Êtes-vous optimiste pour l’avenir?
Quand on entend le discours que tient actuellement le Canton, on se dit que l’économie va bien, que le risque de faillites est limité. Sauf que même si on peut les reporter à octobre, moyennant au passage un renchérissement des primes, les remboursements des prêts covid ont commencé. Je pense donc que les faillites sont devant nous, même si j’espère me tromper.

Ecoutons Anne-Lise Noz, l'éditorial de Charaf Abdessemed

Il faut écouter ce que la nouvelle présidente de la Société coopérative des commerçants lausannois (SCCL) a à dire (lire notre interview en page 3). D’abord parce qu’il s’agit d’une commerçante qui, en trente ans, a su bâtir avec son mari et à force de travail, une petite entreprise florissante, une chocolaterie devenue au fil du temps une véritable institution très prisée des Lausannois. Ensuite parce que cette femme bienveillante et au ton posé n’a rien d’une jusqu’au-boutiste, ou d’une idéologue. Bien au contraire, ses propos illustrent une retenue, un sens de l’équilibre et un pragmatisme de plus en plus rares de nos jours. Les changements en termes de mobilité à Lausanne? Inévitables, dit-elle en substance, tant les effets du changement climatique sont patents. L’action de la Municipalité? Celle qui vient de prendre la présidence de la SCCL préfère attendre de juger sur pièces avant de se prononcer. Alors, à l’aune de cette modération de bon aloi, ses propos prennent un poids auquel il faut accorder une juste attention.
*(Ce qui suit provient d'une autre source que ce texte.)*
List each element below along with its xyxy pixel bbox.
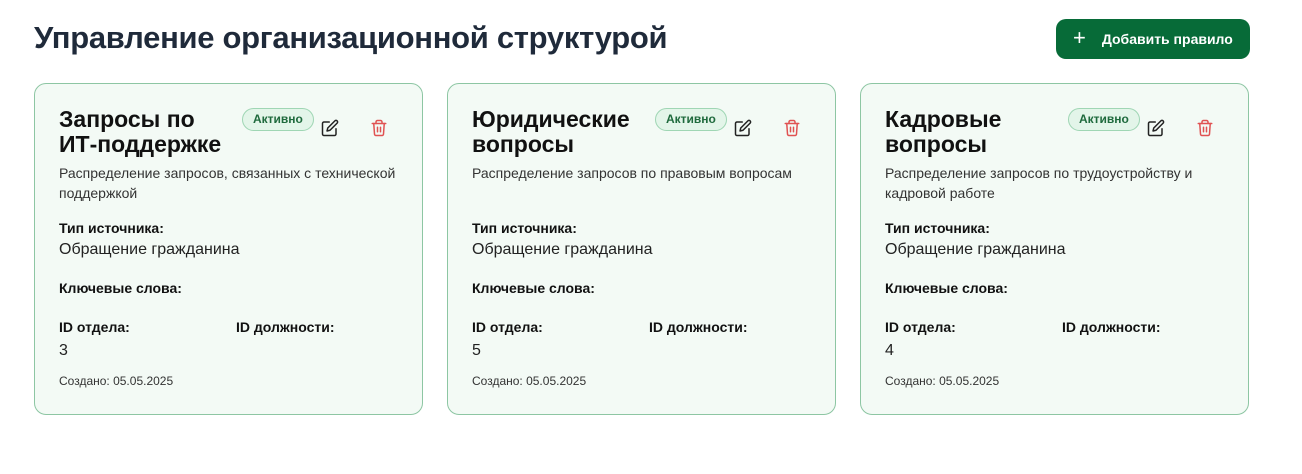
keywords-label: Ключевые слова:	[59, 280, 182, 296]
card-title: Кадровые вопросы	[885, 106, 1002, 157]
position-id-label: ID должности:	[649, 319, 748, 335]
department-id-value: 3	[59, 342, 68, 359]
card-description: Распределение запросов по правовым вопро…	[472, 165, 792, 181]
edit-icon[interactable]	[1147, 119, 1165, 137]
page-title: Управление организационной структурой	[34, 20, 668, 55]
delete-icon[interactable]	[783, 119, 801, 137]
created-date: Создано: 05.05.2025	[59, 374, 174, 388]
source-type-value: Обращение гражданина	[59, 241, 240, 258]
edit-icon[interactable]	[734, 119, 752, 137]
source-type-value: Обращение гражданина	[885, 241, 1066, 258]
delete-icon[interactable]	[370, 119, 388, 137]
add-rule-button-label: Добавить правило	[1101, 31, 1233, 47]
rule-card: Кадровые вопросы Активно Распределение з…	[860, 83, 1249, 415]
add-rule-button[interactable]: + Добавить правило	[1056, 19, 1250, 59]
status-badge: Активно	[655, 108, 727, 131]
rule-card: Юридические вопросы Активно Распределени…	[447, 83, 836, 415]
card-title: Запросы по ИТ-поддержке	[59, 106, 222, 157]
position-id-label: ID должности:	[236, 319, 335, 335]
department-id-value: 5	[472, 342, 481, 359]
department-id-value: 4	[885, 342, 894, 359]
card-description: Распределение запросов, связанных с техн…	[59, 165, 396, 201]
rule-card: Запросы по ИТ-поддержке Активно Распреде…	[34, 83, 423, 415]
created-date: Создано: 05.05.2025	[885, 374, 1000, 388]
department-id-label: ID отдела:	[885, 319, 956, 335]
status-badge: Активно	[1068, 108, 1140, 131]
card-title: Юридические вопросы	[472, 106, 630, 157]
plus-icon: +	[1073, 25, 1086, 50]
status-badge: Активно	[242, 108, 314, 131]
card-description: Распределение запросов по трудоустройств…	[885, 165, 1193, 201]
keywords-label: Ключевые слова:	[885, 280, 1008, 296]
keywords-label: Ключевые слова:	[472, 280, 595, 296]
source-type-value: Обращение гражданина	[472, 241, 653, 258]
source-type-label: Тип источника:	[885, 220, 990, 236]
created-date: Создано: 05.05.2025	[472, 374, 587, 388]
source-type-label: Тип источника:	[472, 220, 577, 236]
department-id-label: ID отдела:	[59, 319, 130, 335]
position-id-label: ID должности:	[1062, 319, 1161, 335]
delete-icon[interactable]	[1196, 119, 1214, 137]
source-type-label: Тип источника:	[59, 220, 164, 236]
department-id-label: ID отдела:	[472, 319, 543, 335]
edit-icon[interactable]	[321, 119, 339, 137]
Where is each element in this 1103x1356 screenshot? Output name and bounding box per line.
Que demande-t-elle? Que les commerçants, au regard de leur expertise de terrain et de leur rôle social, soient considérés comme des partenaires avec lesquels il faut discuter avant de conduire des changements, des travaux, des aménagements dans la ville et non après. Une évidence? Peut-être pas tant que cela, à partir du moment où cette femme ouverte à la discussion éprouve le besoin de le rappeler. Pour Lausanne, son entrée en fonction représente une occasion unique d’engager un dialogue intelligent et constructif qu’il ne faut pas manquer.